Another person has been arrested in connection with the attack, a Swedish court official said. Five other people of interest to the investigation remain in custody. However, police said they were ever more convinced that the Uzbek man was the driver of the commandeered truck and may have acted alone.

The court official said the four people killed had been identified and their families notified.

“There are two Swedish citizens and two foreign citizens among the deceased, and the countries’ embassies are being contacted as we speak,” he said.

Following the attack, the Swedish prime minister, Stefan Löfven, said “everything indicates that this is a terrorist attack”. He later vowed that he would not give in to attempts to destroy democracy.

In Europe, vehicles have also been used as deadly weapons in attacks in Nice, Berlin and London over the past year and were claimed by Islamic State. There has been as yet no claim of responsibility for the Stockholm assault.
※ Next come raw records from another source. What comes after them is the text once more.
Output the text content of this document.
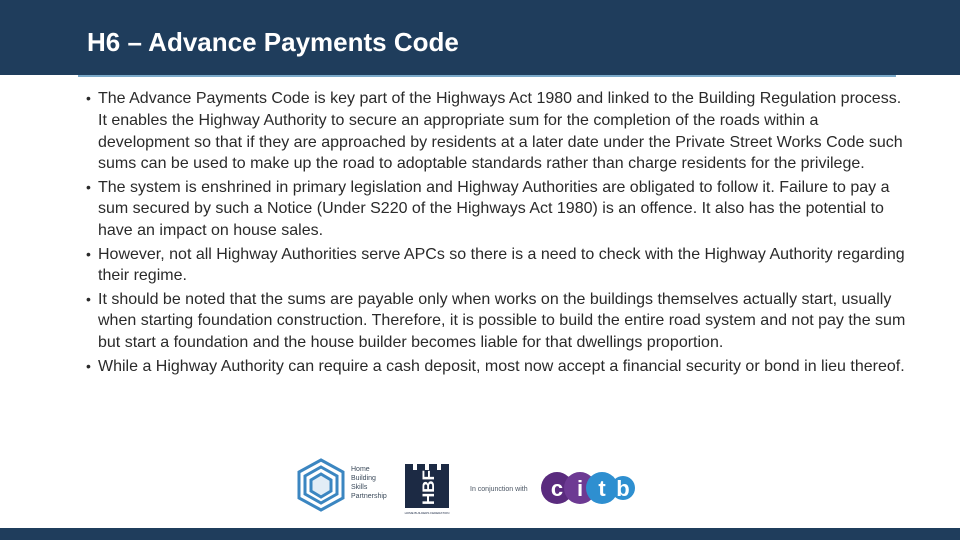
H6 – Advance Payments Code
• The Advance Payments Code is key part of the Highways Act 1980 and linked to the Building Regulation process. It enables the Highway Authority to secure an appropriate sum for the completion of the roads within a development so that if they are approached by residents at a later date under the Private Street Works Code such sums can be used to make up the road to adoptable standards rather than charge residents for the privilege.
• The system is enshrined in primary legislation and Highway Authorities are obligated to follow it. Failure to pay a sum secured by such a Notice (Under S220 of the Highways Act 1980) is an offence. It also has the potential to have an impact on house sales.
• However, not all Highway Authorities serve APCs so there is a need to check with the Highway Authority regarding their regime.
• It should be noted that the sums are payable only when works on the buildings themselves actually start, usually when starting foundation construction. Therefore, it is possible to build the entire road system and not pay the sum but start a foundation and the house builder becomes liable for that dwellings proportion.
• While a Highway Authority can require a cash deposit, most now accept a financial security or bond in lieu thereof.
Home
Building
Skills
Partnership HBF
HOME BUILDERS FEDERATION
In conjunction with c i t b
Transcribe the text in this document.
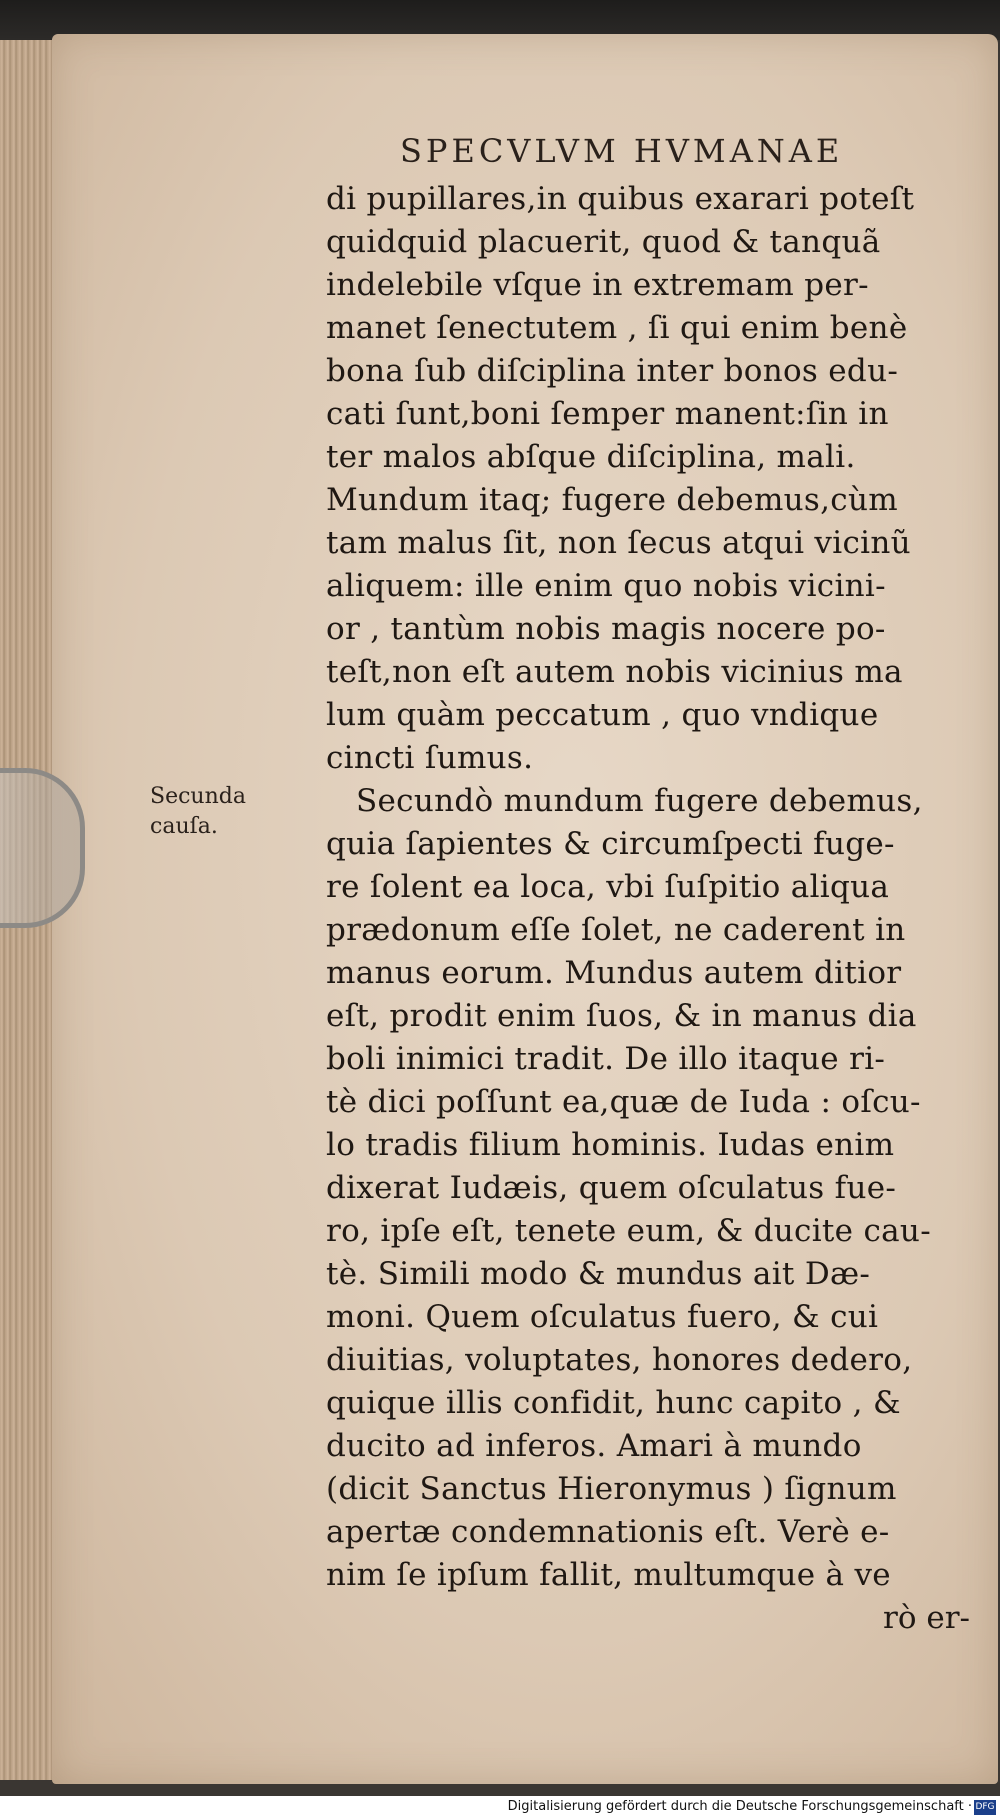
SPECVLVM HVMANAE
Secunda
cauſa.
di pupillares,in quibus exarari poteſt
quidquid placuerit, quod & tanquã
indelebile vſque in extremam per-
manet ſenectutem , ſi qui enim benè
bona ſub diſciplina inter bonos edu-
cati ſunt,boni ſemper manent:ſin in
ter malos abſque diſciplina, mali.
Mundum itaq; fugere debemus,cùm
tam malus ſit, non ſecus atqui vicinũ
aliquem: ille enim quo nobis vicini-
or , tantùm nobis magis nocere po-
teſt,non eſt autem nobis vicinius ma
lum quàm peccatum , quo vndique
cincti ſumus.
Secundò mundum fugere debemus,
quia ſapientes & circumſpecti fuge-
re ſolent ea loca, vbi ſuſpitio aliqua
prædonum eſſe ſolet, ne caderent in
manus eorum. Mundus autem ditior
eſt, prodit enim ſuos, & in manus dia
boli inimici tradit. De illo itaque ri-
tè dici poſſunt ea,quæ de Iuda : oſcu-
lo tradis filium hominis. Iudas enim
dixerat Iudæis, quem oſculatus fue-
ro, ipſe eſt, tenete eum, & ducite cau-
tè. Simili modo & mundus ait Dæ-
moni. Quem oſculatus fuero, & cui
diuitias, voluptates, honores dedero,
quique illis confidit, hunc capito , &
ducito ad inferos. Amari à mundo
(dicit Sanctus Hieronymus ) ſignum
apertæ condemnationis eſt. Verè e-
nim ſe ipſum fallit, multumque à ve
rò er-
Digitalisierung gefördert durch die Deutsche Forschungsgemeinschaft · DFG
In neighbouring Norway early on Sunday, police set off a controlled explosion of a "bomb-like device" in central Oslo and took a suspect into custody. Police across the Nordic region went on heightened alert after the Stockholm attack.

Stockholm was returning to normality on Sunday with police barricades taken down along the Drottninggatan street where the attack took place.

Hundreds of flower bouquets covered steps leading down to the square next to where the truck ploughed into the Ahlens department store, with more piled up under boarded-up windows.

Sweden has long taken pride in its tolerant liberal democracy and been among the world's most welcoming nations to immigrants. But some Swedes are having second thoughts after more than 160,000 people, many from Syria, applied for asylum in 2015 in a nation of just 10 million.